The most prevalent modern heresy one sometimes feels is the denial of the universality of the Christian concept of moral order. But what else is there to offer a world which is seeking a basic principle of unity in its desperate need for order?
No concept of moral order is completely accepted anywhere much less universally accepted wherever one goes. Yet the Christian faith concerning the relationship of all human conduct to the will and purpose of God as made known in the moral law is more nearly universal than any other. It is the only worldwide concept that actually exists and the only one that has ever become worldwide—even though admittedly it is accepted by only a tiny minority in some lands and nowhere fully accepted by all.
It is a terrifying responsibility and the long history of intolerance and bigotry makes one shrink from seeing it lightly accepted. But where is there any alternative? Religious or civic or intellectual liberty will not regulate or limit itself.
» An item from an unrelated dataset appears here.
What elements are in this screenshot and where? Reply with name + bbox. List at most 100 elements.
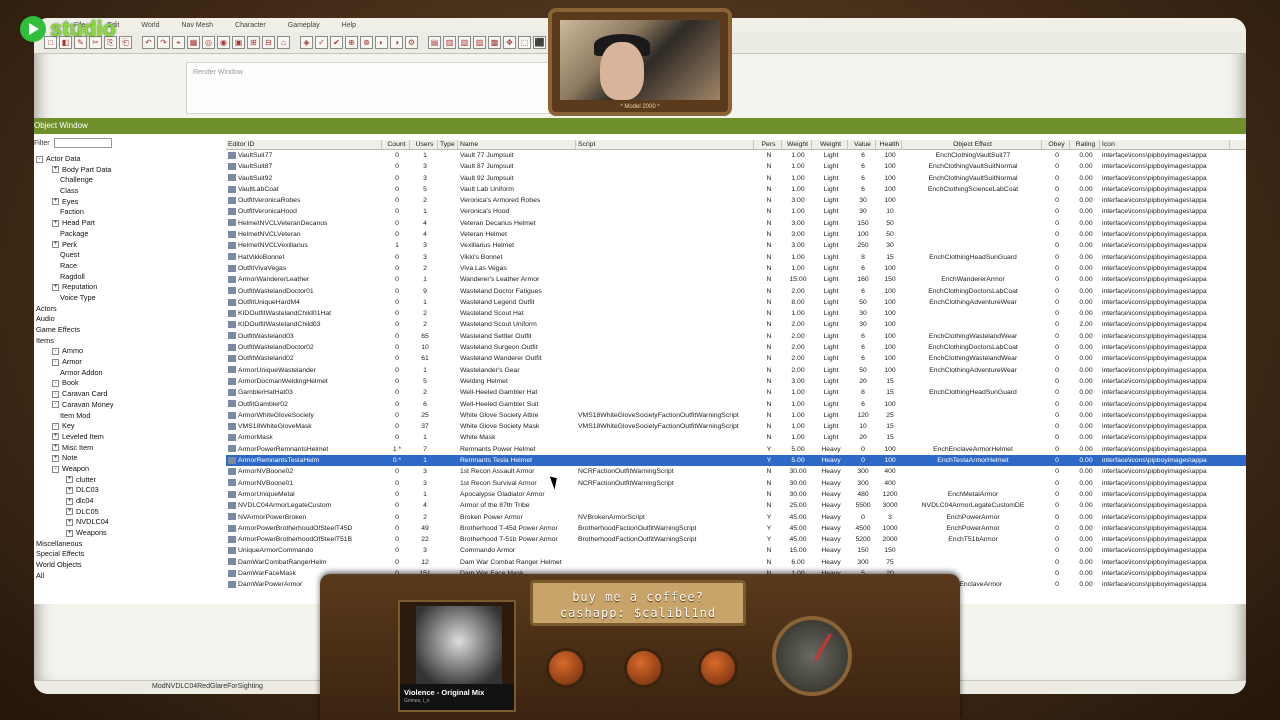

If the responsibility for finding principles of regulation is placed with wholly secular bodies the assumption of competence may easily be contrary to fact. And in deference to the view that most Americans hold with respect to the separation of church and state it seems clear that there is a gap to be bridged somehow between the determination of principle and its application to public life. The latter is clearly the prerogative of the government. Is it too naive to point out that the American government motto, inscribed on all our coins, is “In God We Trust”? The church collectively is dedicated to the worship of God, the interpretation of his will, the proclamation of his word. Political government owes to the church historically the whole idea of God’s relationship to those whom he endowed with inalienable rights.
The conclusion which seems most acceptable is therefore that religious freedom must be limited by the moral law. The ecumenical church is the best interpreter—although admittedly a finite and imperfect one—of that moral law. But government, recognizing the prerogatives of the churches and learning from them, is the agency which, through the courts, can alone be entrusted with the enforcement of such limitations as appear in the public interest. A case in point in our own country which illustrates this partnership in responsibility is the prohibition of polygamy among the Mormons of Utah. In the judgment of the ecumenical church polygamy is contrary to the moral law. The state accepts that judgment and through the courts limits the religious liberty of that minority among the Mormons which still claims as a part of its religious faith the right to more than one wife.
There is much more thinking to be done on this complex and controversial matter. What is here offered is but a tentative approach intended to stimulate others more competent than ourselves to set themselves the task of thinking through the apparent contradiction which arises when any one suggests that religious freedom be limited.
Henry Smith Leiper (1891 – 1975) was a Presbyterian and Congregationalist missionary. He served as the head of the Commission on Relations with Churches Abroad of the Federal Council of Churches in the 1930s. In 1938, at the first meeting of the World Council of Churches (WCC), he was selected to be the new organization’s associate general secretary. In 1952 he became executive secretary of the Missions Council of the Congregational Christian Churches, and then in 1959 he become director of the Department of Religion at the Chautauqua Institution in New York, where he remained until 1967. From 1959 to 1971, he served as a field secretary for the American Bible Society.